One of those IP ranges is assigned to our VPN solution, 10.100.0.0/16. For some reason, Windows Firewall (at least in Windows 7) is blocking all incoming traffic from 10.100 addresses, including pings and SMB traffic.
Why is this traffic being blocked? I thought the rules on "Private" connections were more relaxed. Is it because the traffic is coming from outside of the LAN's netmask/subnet? The wording on some of the "Private" rules suggests this, but I'm not 100% sure.

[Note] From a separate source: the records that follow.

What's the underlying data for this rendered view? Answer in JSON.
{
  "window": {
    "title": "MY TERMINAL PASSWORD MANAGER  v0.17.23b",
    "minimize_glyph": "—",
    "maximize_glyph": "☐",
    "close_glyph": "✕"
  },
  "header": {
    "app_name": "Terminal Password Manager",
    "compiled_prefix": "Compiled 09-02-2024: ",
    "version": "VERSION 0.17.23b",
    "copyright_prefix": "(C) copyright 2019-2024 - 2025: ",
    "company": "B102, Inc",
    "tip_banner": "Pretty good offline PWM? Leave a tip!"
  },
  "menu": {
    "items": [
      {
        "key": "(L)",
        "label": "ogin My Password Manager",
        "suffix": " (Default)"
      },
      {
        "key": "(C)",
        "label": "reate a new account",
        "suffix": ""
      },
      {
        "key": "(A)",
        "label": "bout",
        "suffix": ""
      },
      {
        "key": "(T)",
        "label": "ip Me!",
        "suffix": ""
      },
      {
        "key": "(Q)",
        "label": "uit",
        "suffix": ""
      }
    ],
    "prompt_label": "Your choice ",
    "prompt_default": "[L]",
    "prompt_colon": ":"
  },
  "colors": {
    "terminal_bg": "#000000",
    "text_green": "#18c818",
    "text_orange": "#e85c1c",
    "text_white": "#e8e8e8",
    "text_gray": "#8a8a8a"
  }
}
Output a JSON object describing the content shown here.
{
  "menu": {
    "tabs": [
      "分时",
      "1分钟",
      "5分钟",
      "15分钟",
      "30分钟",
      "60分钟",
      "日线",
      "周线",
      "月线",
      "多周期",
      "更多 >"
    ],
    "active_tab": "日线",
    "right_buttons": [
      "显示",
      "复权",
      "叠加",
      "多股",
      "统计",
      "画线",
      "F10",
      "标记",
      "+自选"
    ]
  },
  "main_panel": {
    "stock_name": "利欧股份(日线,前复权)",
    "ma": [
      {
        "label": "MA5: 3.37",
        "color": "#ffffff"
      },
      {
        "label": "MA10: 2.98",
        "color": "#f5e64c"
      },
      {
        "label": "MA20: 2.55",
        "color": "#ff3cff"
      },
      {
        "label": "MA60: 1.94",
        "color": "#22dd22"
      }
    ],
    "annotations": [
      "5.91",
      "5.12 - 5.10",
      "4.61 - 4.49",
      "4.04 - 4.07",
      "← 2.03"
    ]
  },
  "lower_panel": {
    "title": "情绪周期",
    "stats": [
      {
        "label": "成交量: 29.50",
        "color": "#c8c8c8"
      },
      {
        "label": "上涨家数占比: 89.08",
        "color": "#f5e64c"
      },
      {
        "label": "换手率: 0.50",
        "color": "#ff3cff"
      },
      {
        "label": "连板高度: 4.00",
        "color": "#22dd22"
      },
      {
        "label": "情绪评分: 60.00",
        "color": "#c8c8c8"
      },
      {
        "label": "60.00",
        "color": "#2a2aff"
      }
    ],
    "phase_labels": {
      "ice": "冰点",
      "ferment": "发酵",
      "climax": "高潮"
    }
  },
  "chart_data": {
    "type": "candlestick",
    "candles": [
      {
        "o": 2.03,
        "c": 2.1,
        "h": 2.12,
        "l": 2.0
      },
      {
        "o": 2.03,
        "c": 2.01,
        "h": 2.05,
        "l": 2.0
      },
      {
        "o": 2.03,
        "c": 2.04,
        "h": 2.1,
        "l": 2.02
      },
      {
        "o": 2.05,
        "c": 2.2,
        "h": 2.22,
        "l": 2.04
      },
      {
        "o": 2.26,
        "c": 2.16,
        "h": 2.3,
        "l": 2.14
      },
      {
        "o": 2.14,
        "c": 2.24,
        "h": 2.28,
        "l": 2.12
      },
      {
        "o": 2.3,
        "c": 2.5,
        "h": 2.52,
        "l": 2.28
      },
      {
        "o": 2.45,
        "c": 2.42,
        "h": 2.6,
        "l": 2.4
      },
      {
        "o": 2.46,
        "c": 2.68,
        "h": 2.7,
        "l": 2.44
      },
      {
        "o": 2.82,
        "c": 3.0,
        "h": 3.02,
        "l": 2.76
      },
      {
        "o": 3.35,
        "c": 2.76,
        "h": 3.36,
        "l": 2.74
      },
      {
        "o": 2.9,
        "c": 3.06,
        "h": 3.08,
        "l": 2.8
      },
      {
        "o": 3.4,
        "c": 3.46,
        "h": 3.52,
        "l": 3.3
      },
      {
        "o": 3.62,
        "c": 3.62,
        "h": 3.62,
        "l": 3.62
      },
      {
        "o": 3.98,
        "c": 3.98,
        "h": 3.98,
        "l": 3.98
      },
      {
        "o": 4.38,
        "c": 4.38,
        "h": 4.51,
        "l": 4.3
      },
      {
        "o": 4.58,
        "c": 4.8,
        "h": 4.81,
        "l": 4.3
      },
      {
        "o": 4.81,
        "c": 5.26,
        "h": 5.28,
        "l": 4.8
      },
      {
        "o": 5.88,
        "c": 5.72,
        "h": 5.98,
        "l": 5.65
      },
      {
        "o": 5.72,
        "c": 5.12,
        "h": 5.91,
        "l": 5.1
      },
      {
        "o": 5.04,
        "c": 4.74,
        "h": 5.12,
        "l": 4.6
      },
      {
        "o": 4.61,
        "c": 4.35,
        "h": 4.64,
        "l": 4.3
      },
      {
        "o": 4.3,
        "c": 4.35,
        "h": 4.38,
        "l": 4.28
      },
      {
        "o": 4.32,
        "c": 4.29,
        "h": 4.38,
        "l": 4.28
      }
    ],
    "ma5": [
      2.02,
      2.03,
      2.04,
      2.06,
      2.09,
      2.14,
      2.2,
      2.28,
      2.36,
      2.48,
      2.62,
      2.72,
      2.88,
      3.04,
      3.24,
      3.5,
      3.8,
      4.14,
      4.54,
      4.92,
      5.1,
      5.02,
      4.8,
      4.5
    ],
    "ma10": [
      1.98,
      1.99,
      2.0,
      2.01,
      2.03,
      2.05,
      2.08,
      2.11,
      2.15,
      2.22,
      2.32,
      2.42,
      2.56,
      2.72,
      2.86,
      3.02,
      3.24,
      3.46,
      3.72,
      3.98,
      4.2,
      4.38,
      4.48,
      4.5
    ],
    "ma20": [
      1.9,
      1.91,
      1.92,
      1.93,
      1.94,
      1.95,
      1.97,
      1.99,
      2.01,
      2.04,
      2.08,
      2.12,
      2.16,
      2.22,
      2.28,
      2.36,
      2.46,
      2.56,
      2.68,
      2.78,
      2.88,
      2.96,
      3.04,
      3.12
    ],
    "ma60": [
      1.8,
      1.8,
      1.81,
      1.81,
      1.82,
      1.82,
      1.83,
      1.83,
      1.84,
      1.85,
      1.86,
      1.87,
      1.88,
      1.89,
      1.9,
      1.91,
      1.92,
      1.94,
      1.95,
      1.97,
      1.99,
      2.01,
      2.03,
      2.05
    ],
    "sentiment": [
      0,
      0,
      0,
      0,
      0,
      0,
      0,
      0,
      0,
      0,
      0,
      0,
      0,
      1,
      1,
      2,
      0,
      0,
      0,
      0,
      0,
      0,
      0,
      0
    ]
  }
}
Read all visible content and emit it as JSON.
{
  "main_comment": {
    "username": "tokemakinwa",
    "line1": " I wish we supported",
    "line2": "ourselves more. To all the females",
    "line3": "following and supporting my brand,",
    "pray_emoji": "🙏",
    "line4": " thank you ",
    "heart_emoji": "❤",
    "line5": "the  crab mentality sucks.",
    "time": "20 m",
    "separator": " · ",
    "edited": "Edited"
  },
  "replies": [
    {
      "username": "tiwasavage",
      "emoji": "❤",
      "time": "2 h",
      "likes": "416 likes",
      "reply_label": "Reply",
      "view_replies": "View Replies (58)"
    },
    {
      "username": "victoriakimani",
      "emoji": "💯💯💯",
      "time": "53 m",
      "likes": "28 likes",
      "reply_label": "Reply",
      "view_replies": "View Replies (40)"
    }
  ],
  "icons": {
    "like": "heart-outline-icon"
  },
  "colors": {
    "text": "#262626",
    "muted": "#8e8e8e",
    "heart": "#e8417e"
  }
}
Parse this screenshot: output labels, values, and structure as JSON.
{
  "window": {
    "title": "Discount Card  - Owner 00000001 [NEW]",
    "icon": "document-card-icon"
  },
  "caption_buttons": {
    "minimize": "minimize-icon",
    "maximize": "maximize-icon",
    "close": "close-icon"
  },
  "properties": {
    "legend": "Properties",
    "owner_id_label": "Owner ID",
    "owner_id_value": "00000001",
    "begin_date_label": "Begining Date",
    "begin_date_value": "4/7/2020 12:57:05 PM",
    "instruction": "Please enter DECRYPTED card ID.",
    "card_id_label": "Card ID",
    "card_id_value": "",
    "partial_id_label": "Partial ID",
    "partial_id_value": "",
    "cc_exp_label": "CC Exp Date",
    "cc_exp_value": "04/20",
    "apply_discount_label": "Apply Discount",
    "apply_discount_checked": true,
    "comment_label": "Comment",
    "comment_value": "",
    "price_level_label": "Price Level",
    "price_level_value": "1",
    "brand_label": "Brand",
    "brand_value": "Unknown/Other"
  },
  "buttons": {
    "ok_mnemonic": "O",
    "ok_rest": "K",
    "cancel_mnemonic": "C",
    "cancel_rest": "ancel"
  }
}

Can the traffic be permitted without creating new firewall rules? Rather, if it really is the netmask/subnet causing the problem, is there a way to make either the network configuration or Windows Firewall see it as sane? Creating new rules works, I'd just rather not have to go to each workstation and apply it manually. We don't yet have a domain, so no group policy pushing.
By default Windows 7 blocks ICMP echo requests, so the only other option besides creating an exception in the firewall is to disable the firewall completely.
After further research:
It looks like I'm either going to need to duplicate all of the needed firewall rules on a case-by-case basis or change the IP range that our VPN uses.